Indigenous-American philosophical thought consists of a wide variety of beliefs and traditions among different American cultures. Among some of U.S. Native American communities, there is a belief in a metaphysical principle called the 'Great Spirit' (Siouan: wakȟáŋ tȟáŋka; Algonquian: gitche manitou). Another widely shared concept was that of orenda ('spiritual power'). According to Whiteley (1998), for the Native Americans, "mind is critically informed by transcendental experience (dreams, visions and so on) as well as by reason." The practices to access these transcendental experiences are termed shamanism. Another feature of the indigenous American worldviews was their extension of ethics to non-human animals and plants.
In Mesoamerica, Aztec philosophy was an intellectual tradition developed by individuals called Tlamatini ('those who know something') and its ideas are preserved in various Aztec codices.

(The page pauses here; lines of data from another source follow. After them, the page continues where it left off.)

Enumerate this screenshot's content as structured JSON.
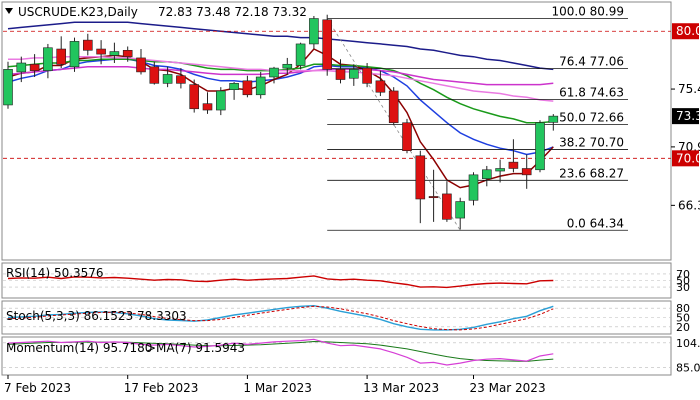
{
  "header": {
    "symbol": "USCRUDE.K23,Daily",
    "ohlc": "72.83 73.48 72.18 73.32"
  },
  "indicators": {
    "rsi_label": "RSI(14) 50.3576",
    "stoch_label": "Stoch(5,3,3) 86.1523 78.3303",
    "momentum_label": "Momentum(14) 95.7180",
    "momentum_ma_label": ">MA(7) 91.5943"
  },
  "colors": {
    "bull": "#22c55e",
    "bear": "#dd1111",
    "ema_blue": "#1e3fe0",
    "ema_red": "#8b0000",
    "ema_green": "#1a9a1a",
    "ma_violet": "#cc33cc",
    "ma_pink": "#ea7ae2",
    "ma_navy": "#1c1c8a",
    "fib_line": "#111111",
    "hline_red": "#cc0000",
    "price_tag_bg": "#000000",
    "level_tag_bg": "#cc0000"
  },
  "chart_data": {
    "type": "candlestick",
    "ylim": [
      62.0,
      82.3
    ],
    "dates_label": [
      "7 Feb 2023",
      "17 Feb 2023",
      "1 Mar 2023",
      "13 Mar 2023",
      "23 Mar 2023"
    ],
    "y_ticks": [
      "75.45",
      "70.90",
      "66.30"
    ],
    "current_price": "73.32",
    "level_tags": [
      "80.00",
      "70.00"
    ],
    "level_values": [
      80.0,
      70.0
    ],
    "fib_levels": [
      {
        "label": "100.0 80.99",
        "value": 80.99
      },
      {
        "label": "76.4 77.06",
        "value": 77.06
      },
      {
        "label": "61.8 74.63",
        "value": 74.63
      },
      {
        "label": "50.0 72.66",
        "value": 72.66
      },
      {
        "label": "38.2 70.70",
        "value": 70.7
      },
      {
        "label": "23.6 68.27",
        "value": 68.27
      },
      {
        "label": "0.0 64.34",
        "value": 64.34
      }
    ],
    "candles": [
      {
        "o": 74.2,
        "h": 77.6,
        "l": 73.9,
        "c": 77.0
      },
      {
        "o": 76.8,
        "h": 78.0,
        "l": 76.0,
        "c": 77.5
      },
      {
        "o": 77.4,
        "h": 78.2,
        "l": 76.4,
        "c": 76.9
      },
      {
        "o": 76.9,
        "h": 79.0,
        "l": 76.3,
        "c": 78.7
      },
      {
        "o": 78.6,
        "h": 79.6,
        "l": 77.1,
        "c": 77.4
      },
      {
        "o": 77.2,
        "h": 79.5,
        "l": 76.8,
        "c": 79.2
      },
      {
        "o": 79.3,
        "h": 79.8,
        "l": 78.1,
        "c": 78.5
      },
      {
        "o": 78.6,
        "h": 79.3,
        "l": 77.4,
        "c": 78.2
      },
      {
        "o": 78.1,
        "h": 79.1,
        "l": 77.5,
        "c": 78.4
      },
      {
        "o": 78.5,
        "h": 78.8,
        "l": 77.6,
        "c": 78.0
      },
      {
        "o": 77.9,
        "h": 78.6,
        "l": 76.6,
        "c": 76.8
      },
      {
        "o": 77.2,
        "h": 77.6,
        "l": 75.8,
        "c": 75.9
      },
      {
        "o": 75.9,
        "h": 77.2,
        "l": 75.6,
        "c": 76.6
      },
      {
        "o": 76.5,
        "h": 77.1,
        "l": 75.5,
        "c": 75.9
      },
      {
        "o": 75.8,
        "h": 76.2,
        "l": 73.6,
        "c": 73.9
      },
      {
        "o": 74.3,
        "h": 75.2,
        "l": 73.5,
        "c": 73.8
      },
      {
        "o": 73.8,
        "h": 75.6,
        "l": 73.4,
        "c": 75.3
      },
      {
        "o": 75.4,
        "h": 76.0,
        "l": 74.6,
        "c": 75.9
      },
      {
        "o": 76.1,
        "h": 76.5,
        "l": 74.8,
        "c": 75.0
      },
      {
        "o": 75.0,
        "h": 76.8,
        "l": 74.7,
        "c": 76.4
      },
      {
        "o": 76.4,
        "h": 77.2,
        "l": 75.9,
        "c": 77.1
      },
      {
        "o": 77.1,
        "h": 77.9,
        "l": 76.6,
        "c": 77.4
      },
      {
        "o": 77.3,
        "h": 79.1,
        "l": 77.0,
        "c": 79.0
      },
      {
        "o": 79.0,
        "h": 81.2,
        "l": 78.6,
        "c": 81.0
      },
      {
        "o": 80.9,
        "h": 81.3,
        "l": 76.5,
        "c": 77.0
      },
      {
        "o": 77.0,
        "h": 77.8,
        "l": 75.9,
        "c": 76.2
      },
      {
        "o": 76.3,
        "h": 77.4,
        "l": 75.7,
        "c": 77.0
      },
      {
        "o": 77.1,
        "h": 77.5,
        "l": 75.6,
        "c": 75.9
      },
      {
        "o": 76.1,
        "h": 76.9,
        "l": 74.9,
        "c": 75.2
      },
      {
        "o": 75.3,
        "h": 75.6,
        "l": 72.6,
        "c": 72.8
      },
      {
        "o": 72.8,
        "h": 73.1,
        "l": 70.4,
        "c": 70.6
      },
      {
        "o": 70.2,
        "h": 70.6,
        "l": 64.9,
        "c": 66.8
      },
      {
        "o": 67.0,
        "h": 69.1,
        "l": 65.0,
        "c": 66.9
      },
      {
        "o": 67.2,
        "h": 68.2,
        "l": 65.0,
        "c": 65.2
      },
      {
        "o": 65.3,
        "h": 66.9,
        "l": 64.4,
        "c": 66.6
      },
      {
        "o": 66.7,
        "h": 68.9,
        "l": 66.3,
        "c": 68.7
      },
      {
        "o": 68.4,
        "h": 69.4,
        "l": 67.8,
        "c": 69.1
      },
      {
        "o": 69.0,
        "h": 69.9,
        "l": 68.1,
        "c": 69.2
      },
      {
        "o": 69.7,
        "h": 71.5,
        "l": 68.9,
        "c": 69.2
      },
      {
        "o": 69.2,
        "h": 70.3,
        "l": 67.6,
        "c": 68.7
      },
      {
        "o": 69.1,
        "h": 73.0,
        "l": 68.9,
        "c": 72.8
      },
      {
        "o": 72.83,
        "h": 73.48,
        "l": 72.18,
        "c": 73.32
      }
    ],
    "series": [
      {
        "name": "ema_blue",
        "values": [
          76.0,
          76.3,
          76.5,
          76.9,
          77.0,
          77.4,
          77.6,
          77.7,
          77.8,
          77.8,
          77.6,
          77.3,
          77.2,
          77.0,
          76.6,
          76.3,
          76.1,
          76.1,
          76.0,
          76.1,
          76.2,
          76.4,
          76.7,
          77.2,
          77.3,
          77.2,
          77.2,
          77.1,
          76.9,
          76.4,
          75.7,
          74.6,
          73.7,
          72.8,
          72.0,
          71.5,
          71.1,
          70.8,
          70.6,
          70.3,
          70.5,
          70.9
        ]
      },
      {
        "name": "ema_red",
        "values": [
          76.4,
          76.7,
          76.8,
          77.3,
          77.3,
          77.8,
          77.9,
          78.0,
          78.1,
          78.0,
          77.6,
          77.0,
          76.9,
          76.6,
          75.9,
          75.3,
          75.3,
          75.5,
          75.4,
          75.7,
          76.2,
          76.6,
          77.4,
          78.6,
          78.1,
          77.4,
          77.3,
          76.9,
          76.3,
          75.1,
          73.6,
          71.3,
          69.9,
          68.3,
          67.7,
          67.9,
          68.3,
          68.6,
          68.8,
          68.8,
          69.8,
          70.9
        ]
      },
      {
        "name": "ema_green",
        "values": [
          77.2,
          77.3,
          77.4,
          77.5,
          77.5,
          77.7,
          77.7,
          77.8,
          77.8,
          77.8,
          77.7,
          77.6,
          77.6,
          77.5,
          77.3,
          77.1,
          77.0,
          77.0,
          76.9,
          76.9,
          76.9,
          77.0,
          77.1,
          77.4,
          77.4,
          77.3,
          77.3,
          77.2,
          77.1,
          76.9,
          76.5,
          75.9,
          75.4,
          74.8,
          74.3,
          73.9,
          73.6,
          73.3,
          73.1,
          72.8,
          72.8,
          72.9
        ]
      },
      {
        "name": "ma_violet",
        "values": [
          76.6,
          76.7,
          76.8,
          76.9,
          77.0,
          77.1,
          77.2,
          77.2,
          77.2,
          77.2,
          77.1,
          77.0,
          77.0,
          76.9,
          76.8,
          76.7,
          76.6,
          76.6,
          76.6,
          76.6,
          76.7,
          76.7,
          76.8,
          76.9,
          77.0,
          77.0,
          77.0,
          77.0,
          76.9,
          76.8,
          76.6,
          76.4,
          76.2,
          76.1,
          76.0,
          75.9,
          75.8,
          75.8,
          75.8,
          75.8,
          75.8,
          75.9
        ]
      },
      {
        "name": "ma_pink",
        "values": [
          77.8,
          77.8,
          77.9,
          77.9,
          78.0,
          78.0,
          78.0,
          78.0,
          77.9,
          77.9,
          77.8,
          77.7,
          77.6,
          77.5,
          77.4,
          77.3,
          77.2,
          77.1,
          77.0,
          77.0,
          76.9,
          76.9,
          76.9,
          76.9,
          76.9,
          76.8,
          76.8,
          76.7,
          76.6,
          76.5,
          76.3,
          76.1,
          75.9,
          75.7,
          75.5,
          75.3,
          75.2,
          75.1,
          74.9,
          74.8,
          74.6,
          74.5
        ]
      },
      {
        "name": "ma_navy",
        "values": [
          80.2,
          80.3,
          80.4,
          80.5,
          80.6,
          80.7,
          80.7,
          80.7,
          80.7,
          80.7,
          80.6,
          80.5,
          80.4,
          80.3,
          80.2,
          80.1,
          80.0,
          79.9,
          79.8,
          79.7,
          79.6,
          79.6,
          79.5,
          79.5,
          79.4,
          79.3,
          79.2,
          79.1,
          79.0,
          78.9,
          78.8,
          78.6,
          78.5,
          78.3,
          78.1,
          78.0,
          77.8,
          77.7,
          77.5,
          77.3,
          77.1,
          77.0
        ]
      }
    ],
    "rsi": {
      "ticks": [
        "70",
        "50",
        "30"
      ],
      "ylim": [
        0,
        100
      ],
      "values": [
        56,
        58,
        57,
        60,
        56,
        61,
        60,
        58,
        59,
        57,
        54,
        51,
        53,
        52,
        48,
        47,
        51,
        54,
        51,
        53,
        55,
        56,
        60,
        64,
        55,
        52,
        54,
        51,
        49,
        43,
        38,
        30,
        31,
        29,
        33,
        38,
        41,
        42,
        41,
        40,
        49,
        50
      ]
    },
    "stoch": {
      "ticks": [
        "80",
        "50",
        "20"
      ],
      "ylim": [
        0,
        100
      ],
      "k_values": [
        50,
        52,
        54,
        58,
        60,
        64,
        66,
        68,
        66,
        62,
        55,
        46,
        42,
        40,
        38,
        42,
        50,
        58,
        64,
        70,
        76,
        82,
        86,
        88,
        80,
        70,
        62,
        54,
        44,
        30,
        20,
        12,
        10,
        10,
        12,
        18,
        28,
        36,
        46,
        54,
        72,
        86
      ],
      "d_values": [
        46,
        48,
        51,
        55,
        58,
        61,
        64,
        66,
        67,
        65,
        60,
        53,
        47,
        43,
        40,
        40,
        44,
        50,
        57,
        64,
        70,
        76,
        82,
        86,
        84,
        78,
        70,
        62,
        52,
        40,
        30,
        21,
        14,
        11,
        10,
        13,
        19,
        28,
        37,
        46,
        60,
        78
      ]
    },
    "momentum": {
      "ticks": [
        "104.235",
        "85.0274"
      ],
      "ylim": [
        80.0,
        108.0
      ],
      "values": [
        104,
        104.5,
        105,
        105.5,
        104.5,
        105,
        105.5,
        104.5,
        105,
        104.5,
        103,
        102.5,
        103,
        102,
        101,
        101.5,
        102.5,
        104,
        103,
        104,
        105,
        105.5,
        106,
        107,
        104,
        102,
        102.5,
        101,
        99.5,
        96.5,
        93,
        88.5,
        89,
        87,
        88.5,
        90.5,
        91.5,
        92,
        91,
        90,
        94,
        95.7
      ],
      "ma_values": [
        103,
        103.5,
        104,
        104.5,
        104.5,
        104.7,
        104.9,
        104.8,
        104.9,
        104.7,
        104.3,
        103.8,
        103.5,
        103,
        102.5,
        102.1,
        102,
        102.2,
        102.5,
        102.8,
        103.3,
        103.9,
        104.5,
        105.3,
        105,
        104.5,
        104,
        103.5,
        102.5,
        101,
        99.5,
        97.5,
        95.5,
        93.5,
        92,
        91,
        90.5,
        90.2,
        90,
        89.8,
        90.8,
        91.6
      ]
    }
  }
}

The Aztec worldview posited the concept of an ultimate universal energy or force called Ōmeteōtl ('Dual Cosmic Energy') which sought a way to live in balance with a constantly changing, "slippery" world.
The theory of Teotl can be seen as a form of Pantheism.Aztec philosophers developed theories of metaphysics, epistemology, values, and aesthetics. Aztec ethics was focused on seeking tlamatiliztli ('knowledge', 'wisdom') which was based on moderation and balance in all actions as in the Nahua proverb "the middle good is necessary."
The Inca civilization also had an elite class of philosopher-scholars termed the Amawtakuna who were important in the Inca education system as teachers of religion, tradition, history and ethics. Key concepts of Andean thought are Yanantin and Masintin which involve a theory of “complementary opposites” that sees polarities (such as male/female, dark/light) as interdependent parts of a harmonious whole.